障害者を支援するお仕事の中には様々な職種が存在します。複数の職種の名称を見て、何が違うんだろう?と感じたことがある方もいるのではないでしょうか。
- 生活支援員とは?
- 生活支援員の仕事内容とは?
- 生活支援員として働く場所は?
- 生活支援員とその他の支援員との違いは?
今回は、生活支援員の仕事内容や、働く場所、その他の支援員との違いについて詳しく解説します。
記事でわかること
生活支援員とは
生活支援員とは、身体や精神に障害を持つことにより自立した日常生活を送ることが難しい方の入浴や排泄の介助、調理や洗濯、掃除などの日常生活のサポートを行う職種です。
生活支援員の仕事内容
生活支援員の仕事内容は、身体介助、生活援助、相談支援の3つに分類されます。
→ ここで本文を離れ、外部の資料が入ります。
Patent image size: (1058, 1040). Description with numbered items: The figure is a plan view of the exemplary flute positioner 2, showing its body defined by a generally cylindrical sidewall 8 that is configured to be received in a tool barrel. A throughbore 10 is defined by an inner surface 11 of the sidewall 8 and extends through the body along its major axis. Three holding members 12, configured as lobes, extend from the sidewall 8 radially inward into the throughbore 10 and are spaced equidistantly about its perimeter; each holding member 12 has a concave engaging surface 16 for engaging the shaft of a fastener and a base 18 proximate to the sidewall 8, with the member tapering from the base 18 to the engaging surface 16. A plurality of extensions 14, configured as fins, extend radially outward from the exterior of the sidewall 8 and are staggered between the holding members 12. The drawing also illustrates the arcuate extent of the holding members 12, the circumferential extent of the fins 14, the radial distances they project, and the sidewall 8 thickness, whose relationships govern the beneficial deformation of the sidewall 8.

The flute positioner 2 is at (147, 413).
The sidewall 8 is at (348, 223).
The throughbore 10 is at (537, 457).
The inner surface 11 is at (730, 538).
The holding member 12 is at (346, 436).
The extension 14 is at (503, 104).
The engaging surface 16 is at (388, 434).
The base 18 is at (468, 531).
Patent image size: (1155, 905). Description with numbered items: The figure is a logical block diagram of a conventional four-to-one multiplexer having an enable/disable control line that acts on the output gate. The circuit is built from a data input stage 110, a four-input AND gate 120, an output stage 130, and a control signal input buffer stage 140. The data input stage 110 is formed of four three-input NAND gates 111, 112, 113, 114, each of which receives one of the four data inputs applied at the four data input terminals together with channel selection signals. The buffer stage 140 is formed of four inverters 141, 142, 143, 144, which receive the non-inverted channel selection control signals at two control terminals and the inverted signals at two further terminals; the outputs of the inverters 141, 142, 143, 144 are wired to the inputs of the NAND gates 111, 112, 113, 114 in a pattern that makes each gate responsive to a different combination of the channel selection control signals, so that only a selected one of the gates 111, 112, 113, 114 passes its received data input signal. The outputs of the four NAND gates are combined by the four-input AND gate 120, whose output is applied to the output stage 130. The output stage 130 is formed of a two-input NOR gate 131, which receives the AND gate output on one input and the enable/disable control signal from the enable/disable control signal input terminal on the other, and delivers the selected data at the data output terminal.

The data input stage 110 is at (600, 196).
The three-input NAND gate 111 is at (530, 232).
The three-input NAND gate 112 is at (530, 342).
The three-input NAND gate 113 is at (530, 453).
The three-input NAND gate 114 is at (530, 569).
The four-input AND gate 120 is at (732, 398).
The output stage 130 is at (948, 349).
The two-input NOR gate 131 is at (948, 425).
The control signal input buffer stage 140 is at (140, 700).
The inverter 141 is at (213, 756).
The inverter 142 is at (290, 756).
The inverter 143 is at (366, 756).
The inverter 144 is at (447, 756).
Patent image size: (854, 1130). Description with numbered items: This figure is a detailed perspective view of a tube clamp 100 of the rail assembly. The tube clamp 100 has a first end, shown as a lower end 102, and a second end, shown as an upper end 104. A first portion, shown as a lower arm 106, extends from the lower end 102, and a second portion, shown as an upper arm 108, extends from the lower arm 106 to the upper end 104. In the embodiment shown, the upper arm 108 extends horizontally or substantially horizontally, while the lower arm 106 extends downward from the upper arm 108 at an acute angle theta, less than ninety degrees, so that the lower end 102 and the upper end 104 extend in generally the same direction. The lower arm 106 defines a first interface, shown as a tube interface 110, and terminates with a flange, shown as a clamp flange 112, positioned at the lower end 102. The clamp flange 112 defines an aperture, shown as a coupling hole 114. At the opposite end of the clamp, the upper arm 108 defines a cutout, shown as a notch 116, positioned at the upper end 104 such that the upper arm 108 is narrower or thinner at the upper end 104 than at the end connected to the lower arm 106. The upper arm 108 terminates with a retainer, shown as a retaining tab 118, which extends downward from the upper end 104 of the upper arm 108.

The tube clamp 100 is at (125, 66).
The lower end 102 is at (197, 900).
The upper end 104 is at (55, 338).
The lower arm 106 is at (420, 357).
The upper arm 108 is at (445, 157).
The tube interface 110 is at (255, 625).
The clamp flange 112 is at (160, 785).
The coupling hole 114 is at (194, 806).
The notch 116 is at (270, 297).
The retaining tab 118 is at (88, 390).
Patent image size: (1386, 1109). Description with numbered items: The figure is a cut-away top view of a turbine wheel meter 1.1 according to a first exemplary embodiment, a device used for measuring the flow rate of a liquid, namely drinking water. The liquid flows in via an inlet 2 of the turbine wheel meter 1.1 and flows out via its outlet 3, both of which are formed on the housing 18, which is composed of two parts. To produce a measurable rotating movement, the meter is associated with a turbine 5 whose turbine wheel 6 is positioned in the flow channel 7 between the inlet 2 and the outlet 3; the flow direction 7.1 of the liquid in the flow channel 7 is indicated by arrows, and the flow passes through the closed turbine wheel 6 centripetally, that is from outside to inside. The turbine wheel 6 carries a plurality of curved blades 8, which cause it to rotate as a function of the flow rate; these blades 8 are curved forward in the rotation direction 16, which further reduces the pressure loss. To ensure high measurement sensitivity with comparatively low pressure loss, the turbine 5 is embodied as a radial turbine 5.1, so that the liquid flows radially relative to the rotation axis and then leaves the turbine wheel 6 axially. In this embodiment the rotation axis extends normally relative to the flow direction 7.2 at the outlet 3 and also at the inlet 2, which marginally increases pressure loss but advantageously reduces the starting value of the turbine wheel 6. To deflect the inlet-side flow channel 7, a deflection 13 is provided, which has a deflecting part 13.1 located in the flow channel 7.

それぞれ詳しく見ていきましょう。
身体介助
身体介助とは、対象者の自立度に応じて入浴や排泄、食事の介助を行うことを指します。入浴や排泄を促す声掛けを行えば一人でも出来る方もいれば、衣類の着脱にサポートが必要な方もいます。
生活支援員が全て介助するのではなく、一人ひとりに合わせた支援を行うことが重要です。
生活援助
生活援助とは、日常生活を営むにあたって必要な調理や掃除、洗濯などのサポートを行うことです。
障害者支援の目的は利用者の自立を促進することです。生活支援員は身体介助同様、利用者主体というスタンスでどのようなサポートが適切かを見極める必要があります。
相談支援
相談支援とは、日常生活における相談や指導を行うことです。利用者からの相談だけでなく、時には親族からの相談に応じることもあります。
また、行政や医療機関、他に利用している福祉事業所などとの連絡調整を行うこともあります。
生活支援員が働く場所
生活支援員として働く場所は障害者が利用する福祉事業所や施設が一般的です。それぞれの特徴を見ていきましょう。
就労移行支援
就労移行支援とは、一般企業への就職を目指す障害者の支援を行う事業所です。
生活支援員の業務内容は、就労移行支援を利用する方の生活を営む上での相談支援を行ったり、サービス管理責任者や職業指導員と連携して利用者の適性を見出して就労に繋げることです。
職業指導員とは、「就労支援員」や「職業訓練員」、「職業訓練指導員」、「就労指導員」などとも呼ばれ、就労に向けたPCの使い方をレクチャーしたり、履歴書の添削、面接対策を行う職種です。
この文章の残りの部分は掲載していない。